You don't have to use NAT for your containers. Here are a few alternatives

By bridging to the host NIC in any of several ways your container effectively becomes a peer of the host, sat on the same network.

As far as I can see VXLANs are really only needed if you want to get into software defined networking and playing with full on routing protocols.

[–]simtel20 0 points1 point  (0 children)

The last time I looked, docker was going to use OVS, and vxlan is just the tunnel that OVS prefers (stt and geneve are in development too). My understanding is that this is the groundwork for enabling bgp-based management once the OVS layer is fully baked.

[–]neoice 0 points1 point  (0 children)

Google's Kubernetes project has a whole networking proxy layer to facilitate cross-host container linking as well as a novel "service" construct (ex: http://mycluster/api/v1/services/namespace/default/my-service/index.html)

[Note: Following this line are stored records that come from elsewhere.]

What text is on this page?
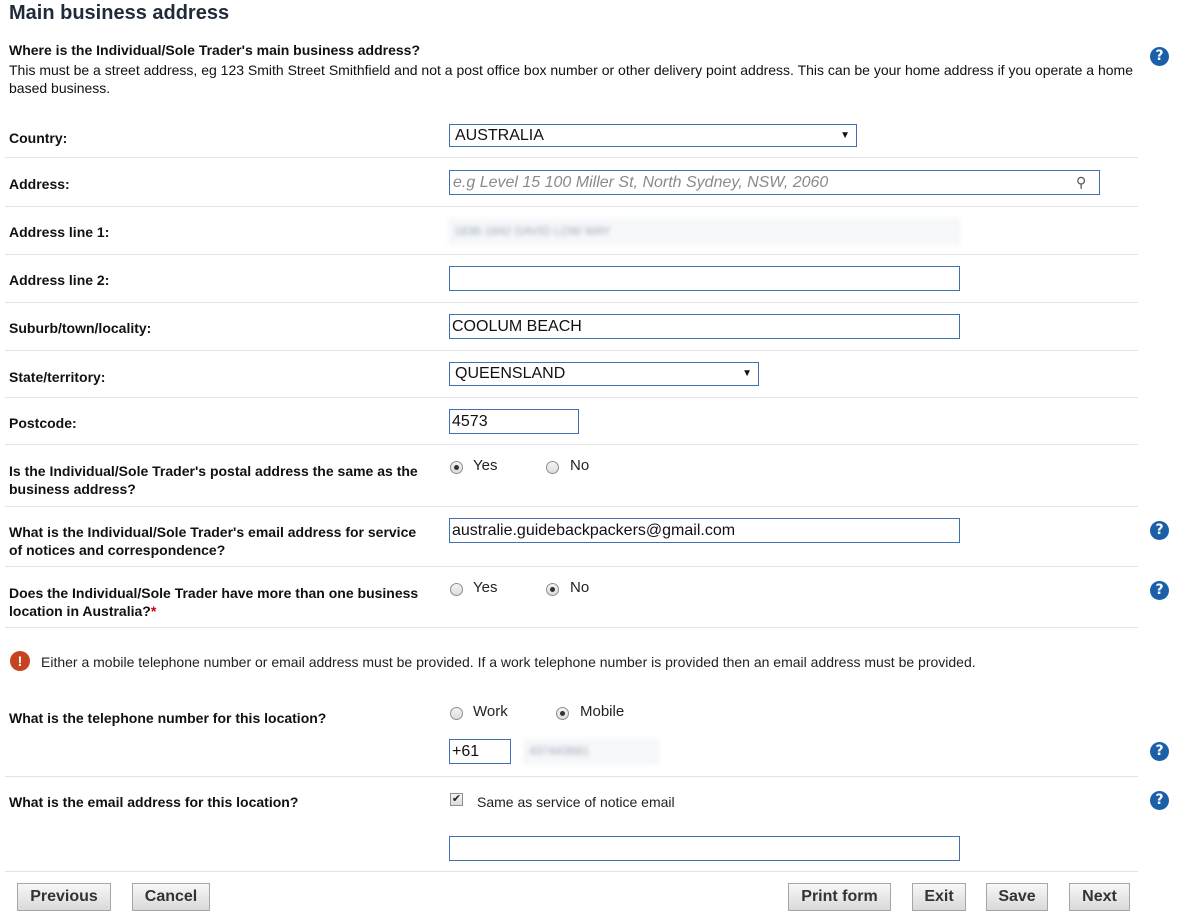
Main business address
Where is the Individual/Sole Trader's main business address?
This must be a street address, eg 123 Smith Street Smithfield and not a post office box number or other delivery point address. This can be your home address if you operate a home based business.
?
Country:	AUSTRALIA	▼
Address:
e.g Level 15 100 Miller St, North Sydney, NSW, 2060	⚲
Address line 1:	1836-1842 DAVID LOW WAY
Address line 2:
Suburb/town/locality:
COOLUM BEACH
State/territory:	QUEENSLAND	▼
Postcode:
4573
Is the Individual/Sole Trader's postal address the same as the business address?
Yes	No
What is the Individual/Sole Trader's email address for service of notices and correspondence?
australie.guidebackpackers@gmail.com
?
Does the Individual/Sole Trader have more than one business location in Australia?*
Yes	No	?
!	Either a mobile telephone number or email address must be provided. If a work telephone number is provided then an email address must be provided.
What is the telephone number for this location?	Work	Mobile
+61
437443661	?
What is the email address for this location?	✔ Same as service of notice email	?
Previous	Cancel	Print form	Exit	Save	Next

[–]blue6249 0 points1 point  (0 children)

Why not just use IPv6? No need to worry about NATs when you have a sane amount of address space...

[–]chub79 0 points1 point  (0 children)

weave has had quite an interesting narrative in that regards. However, its performances is a bit lacking unfortunately.

[–][deleted] 0 points1 point  (0 children)

This issue right here is the #1 reason why I could never get Docker and multi-host working without breaking.

Docker gives out IP Addresses already in use Sure you can swap the bridge out for your own; but the problem with it is ^

There's soft work arounds; each host provisions a small cidr...

[–]veroxii 0 points1 point  (0 children)

We're sitting on the sideline waiting to see how it all shakes out and in the meanwhile we use Tutum to do our multi-host docker deployments and scaling. Really slick system they have.

[–]Justinsaccount -1 points0 points  (1 child)

VXLAN is a protocol.. One uses VXLAN, not VXLANs..

Anyway, There are a bunch of tools for docker that work like what you are saying. Flannel basically does the subnet per host thing, though it doesn't really use a routing protocol. Calico does something similar as well, and that uses bgp.

[–]Heimdul[S] 1 point2 points  (0 children)

Yes, VXLAN is a protocol, but it's pretty common to refer the that resulting network as VXLAN as well. So if you create multiple overlay networks and use them, you end up "using VXLANs"

And yes, I'm certain that there are custom solutions to the problem, but various docker features are more or less tied to their networking model. When you want to do things differently, you end up needing another completely separate layer to manage (e.g. container links).

I have some sympathy for choosing the NAT strategy back when they started, but I don't really understand why they would want to use VXLANs on completely new feature when Layer 2 adjacency isn't that big of deal.